A look at some of the travel and travel industry news from the last few days that’s interesting….but that doesn’t really warrant a post of it’s own.
A new Internet startup (am I the only one who remembers those two words with dread?) has raised an impressive $1m to fund it’s a business model. The “BidFlyer” model is based around the idea of auctioning off “small batches” of airline tickets in a similar way to how people sell their unwanted things on eBay.
Just how many airlines will give BidFlyer access to their unsold inventory is up for debate but I can already hear US based fliers screaming “not on my airline!….unless it’s only in Coach“. In the US, unsold premium cabin inventory is what feeds the domestic upgrades – if US airlines were to start auctioning off those seats elite flyers would see their upgrade percentages plummet.
Starting in October, some holders of Australian passports will no longer have to endure the lines at Singapore Changi immigration – they’ll be allowed to use the e-passport gates just as if they were a local.
Image: Rajiv Ashrafi via Flickr
Unfortunately this access won’t be granted for all Australian passport holders – there are a few caveats. For the time being the system will only be open to Australian passport holders who have visited Singapore 3 times in the previous 12 months and who have registered, in person, at Singapore airport’s Terminal 3. There is no cost to apply and more information can be found at the Singapore Immigration Authority website.
An Air Canada pilot took the unusual (and highly applauded) decision to divert his flight to Frankfurt International airport when he became aware of a serious drop in temperature in the cargo area.

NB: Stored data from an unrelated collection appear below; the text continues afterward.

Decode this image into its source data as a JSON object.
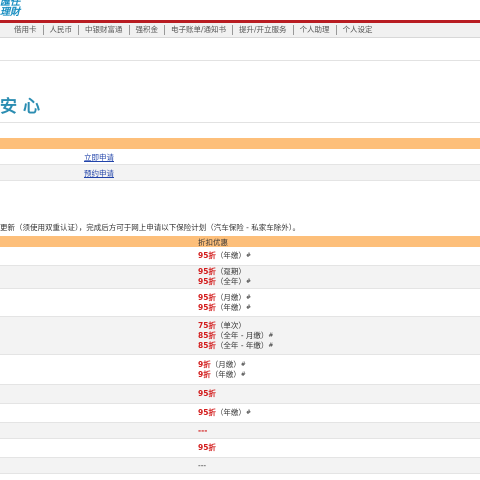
{
  "logo": {
    "line1": "匯任",
    "line2": "理財"
  },
  "nav": [
    "借用卡",
    "人民币",
    "中银财富通",
    "强积金",
    "电子账单/通知书",
    "提升/开立服务",
    "个人助理",
    "个人设定"
  ],
  "heading": "安心",
  "apply_links": [
    "立即申请",
    "预约申请"
  ],
  "notice": "更新（须使用双重认证），完成后方可于网上申请以下保险计划（汽车保险 - 私家车除外）。",
  "discount_header": "折扣优惠",
  "discount_rows": [
    {
      "lines": [
        {
          "pct": "95折",
          "note": "（年缴）",
          "hash": "#"
        }
      ]
    },
    {
      "lines": [
        {
          "pct": "95折",
          "note": "（趸期）",
          "hash": ""
        },
        {
          "pct": "95折",
          "note": "（全年）",
          "hash": "#"
        }
      ]
    },
    {
      "lines": [
        {
          "pct": "95折",
          "note": "（月缴）",
          "hash": "#"
        },
        {
          "pct": "95折",
          "note": "（年缴）",
          "hash": "#"
        }
      ]
    },
    {
      "lines": [
        {
          "pct": "75折",
          "note": "（单次）",
          "hash": ""
        },
        {
          "pct": "85折",
          "note": "（全年 - 月缴）",
          "hash": "#"
        },
        {
          "pct": "85折",
          "note": "（全年 - 年缴）",
          "hash": "#"
        }
      ]
    },
    {
      "lines": [
        {
          "pct": "9折",
          "note": "（月缴）",
          "hash": "#"
        },
        {
          "pct": "9折",
          "note": "（年缴）",
          "hash": "#"
        }
      ]
    },
    {
      "lines": [
        {
          "pct": "95折",
          "note": "",
          "hash": ""
        }
      ]
    },
    {
      "lines": [
        {
          "pct": "95折",
          "note": "（年缴）",
          "hash": "#"
        }
      ]
    },
    {
      "lines": [
        {
          "pct": "---",
          "note": "",
          "hash": ""
        }
      ]
    },
    {
      "lines": [
        {
          "pct": "95折",
          "note": "",
          "hash": ""
        }
      ]
    },
    {
      "lines": [
        {
          "pct": "---",
          "note": "",
          "hash": "",
          "plain": true
        }
      ]
    }
  ]
}
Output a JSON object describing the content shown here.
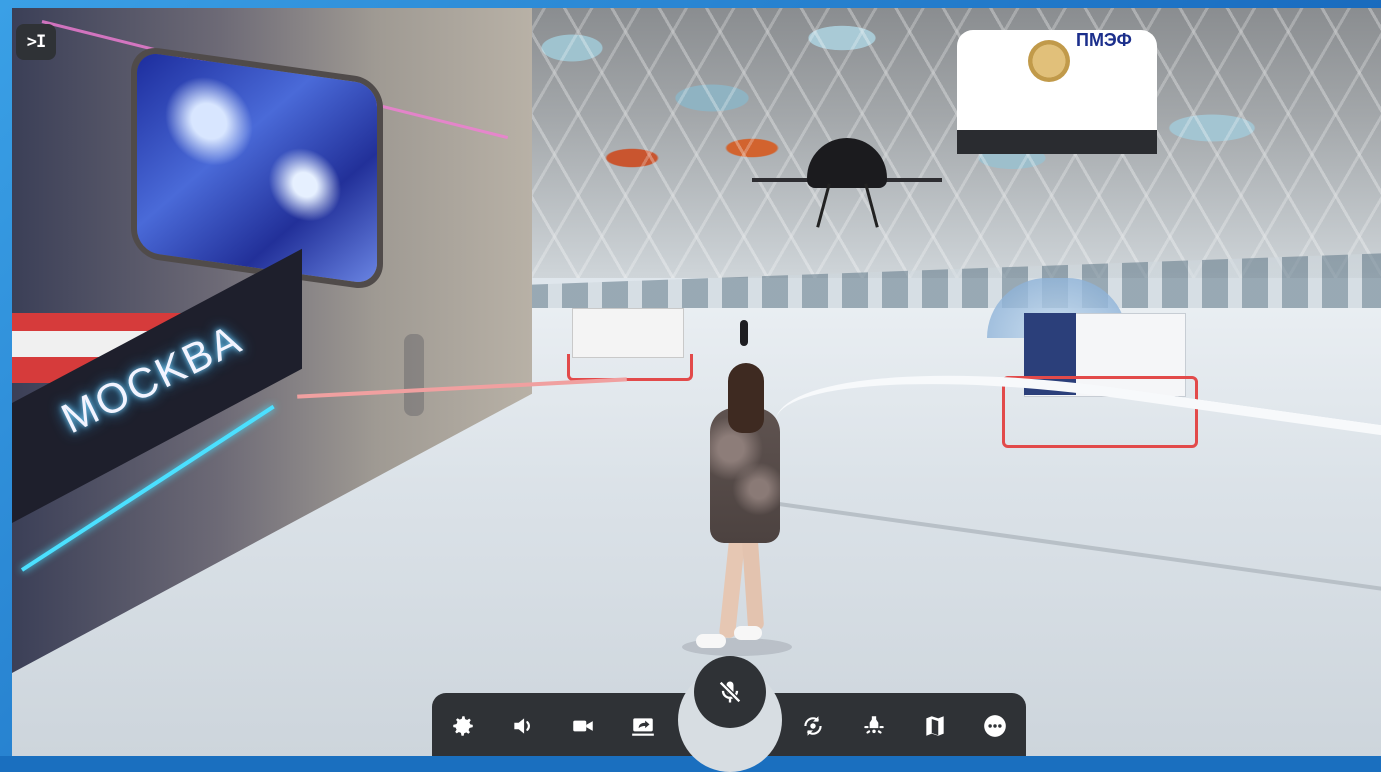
{
  "sidebar_toggle": {
    "label": ">I"
  },
  "scene": {
    "moscow_sign": "MOCKBA",
    "banner": {
      "title": "ПМЭФ"
    }
  },
  "toolbar": {
    "buttons": [
      {
        "name": "settings",
        "icon": "gear-icon"
      },
      {
        "name": "volume",
        "icon": "speaker-icon"
      },
      {
        "name": "camera",
        "icon": "video-camera-icon"
      },
      {
        "name": "screen-share",
        "icon": "screen-share-icon"
      },
      {
        "name": "microphone",
        "icon": "microphone-muted-icon",
        "state": "muted"
      },
      {
        "name": "rotate-camera",
        "icon": "rotate-view-icon"
      },
      {
        "name": "lights",
        "icon": "light-icon"
      },
      {
        "name": "map",
        "icon": "map-icon"
      },
      {
        "name": "more",
        "icon": "more-dots-icon"
      }
    ]
  },
  "colors": {
    "toolbar_bg": "#2f3236",
    "frame_border": "#1b6fc2",
    "icon": "#ffffff"
  }
}
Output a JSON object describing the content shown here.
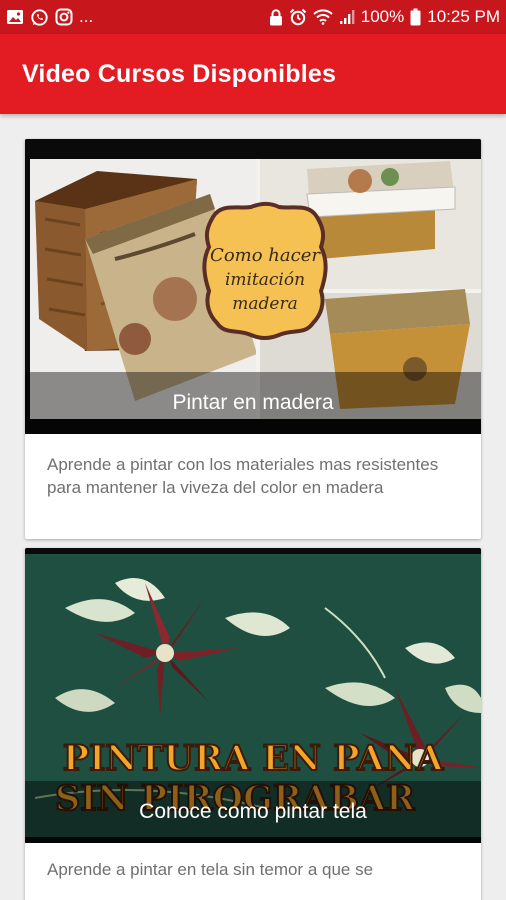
{
  "status_bar": {
    "left_icons": [
      "image-icon",
      "whatsapp-icon",
      "instagram-icon"
    ],
    "more": "...",
    "battery_percent": "100%",
    "time": "10:25 PM"
  },
  "app_bar": {
    "title": "Video Cursos Disponibles",
    "color": "#e31b23"
  },
  "courses": [
    {
      "thumbnail_text": "Como hacer imitación madera",
      "caption": "Pintar en madera",
      "description": "Aprende a pintar con los materiales mas resistentes para mantener la viveza del color en madera"
    },
    {
      "thumbnail_title_line1": "PINTURA EN PANA",
      "thumbnail_title_line2": "SIN PIROGRABAR",
      "caption": "Conoce como pintar tela",
      "description": "Aprende a pintar en tela sin temor a que se"
    }
  ]
}
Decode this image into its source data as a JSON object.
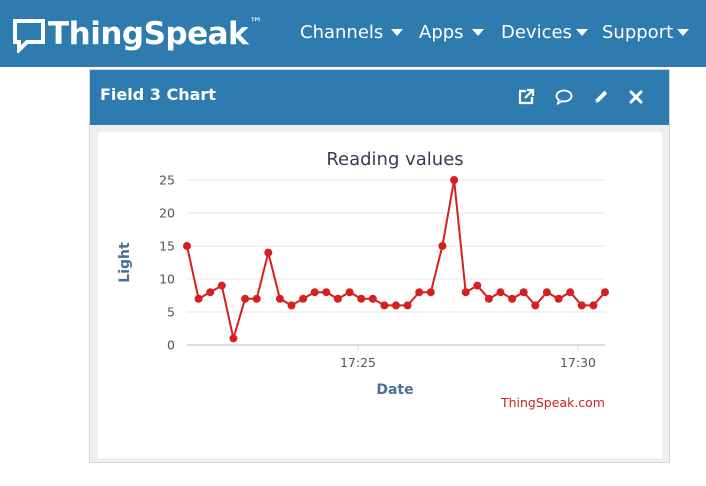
{
  "navbar": {
    "logo_text": "ThingSpeak",
    "logo_tm": "™",
    "items": [
      {
        "label": "Channels"
      },
      {
        "label": "Apps"
      },
      {
        "label": "Devices"
      },
      {
        "label": "Support"
      }
    ]
  },
  "panel": {
    "title": "Field 3 Chart"
  },
  "colors": {
    "brand": "#2e7bb0",
    "series": "#d62020",
    "axis_title": "#4a6f96",
    "credit": "#c22424"
  },
  "icons": [
    "popout-icon",
    "comment-icon",
    "pencil-icon",
    "close-icon"
  ],
  "chart_data": {
    "type": "line",
    "title": "Reading values",
    "xlabel": "Date",
    "ylabel": "Light",
    "credit": "ThingSpeak.com",
    "ylim": [
      0,
      25
    ],
    "yticks": [
      "0",
      "5",
      "10",
      "15",
      "20",
      "25"
    ],
    "xticks": [
      "17:25",
      "17:30"
    ],
    "grid": true,
    "series": [
      {
        "values": [
          15,
          7,
          8,
          9,
          1,
          7,
          7,
          14,
          7,
          6,
          7,
          8,
          8,
          7,
          8,
          7,
          7,
          6,
          6,
          6,
          8,
          8,
          15,
          25,
          8,
          9,
          7,
          8,
          7,
          8,
          6,
          8,
          7,
          8,
          6,
          6,
          8
        ]
      }
    ]
  }
}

Simba, a French Bulldog, was in the heated cargo hold of an Air Canada flight traveling between Tel Aviv and Toronto when the crew became aware that something was wrong with the system that heats the hold. The pilot decided that the dog’s life was at risk (I’m impressed the crew even remembered they had a dog in the hold) and took the decision to divert to Frankfurt.
Once in Frankfurt, Simba was transferred to another plane and the passengers on Air Canada continued on their journey. Total delay to the passengers – 75mins and total extra cost to Air Canada – approx. $10,000 in fuel costs.
EasyJet hasn’t been enjoying much luck with it’s flights between the UK and Moscow – and the economic sanctions currently in place on Russia can’t have been helping.
In January the airline announced that it would be scaling back its flight frequencies between Gatwick and Moscow from 13 weekly to 7 weekly and, in May, the airline scrapped its Manchester-Moscow route completely citing “falling demand”.
Image: Christopher Doyle via Flickr
Now it looks like EasyJet is giving up on Moscow altogether. The airline has announced that, from 20 March 2016, the Gatwick-Moscow service is to be discontinued. Once again the reason given for the cancellation was “significant and sustained reduction in demand for travel between Moscow and London” which has been primarily influenced by “factors including the weakness of the Russian economy together with the tightening of the visa approval process“.
EasyJet had gone toe-to-to with Virgin Atlantic in 2012 when the BMI slots became available and, despite Virgin offering to run the route from Heathrow, the UK Civil Aviation Authority awarded the flying rights to EasyJet.
If you have the need to work on planes then the advent of inflight WiFi has been a game-changer. I know that being able to work on an 11 hour flight across the Atlantic has been something I’ve really appreciated. For me, it has (a) staved off boredom and (b) allowed me to be a bit more relaxed upon arrival.
But the problem with inflight WiFi, at least so far, has been the slow speeds and the inconsistency in quality of signal…..but hopefully that’s about to change.
Lufthansa have announced that, from “early summer” 2016 it will begin to offer broadband onboard its short-haul and medium-haul flights. The airline’s press release goes on to say:
This will enable passengers on continental flights and flights within Germany to enjoy the full freedom to communicate and to use the Internet with a wide bandwidth above the clouds.
The new service from Lufthansa and its technology partner Inmarsat is based on the most modern broadband satellite technology from Inmarsat’s Global Xpress network (Ka-band) and offers seamless, reliable coverage on short and medium-haul flights.
I like the sound of “seamless” and “reliable”, two words which cannot really be used with any existing onboard WiFi network that I’ve experienced. And, while this doesn’t yet mean that we’re going to see trans-Atlantic (TATL) or other long-haul flights with this technology, it’s definitely a start.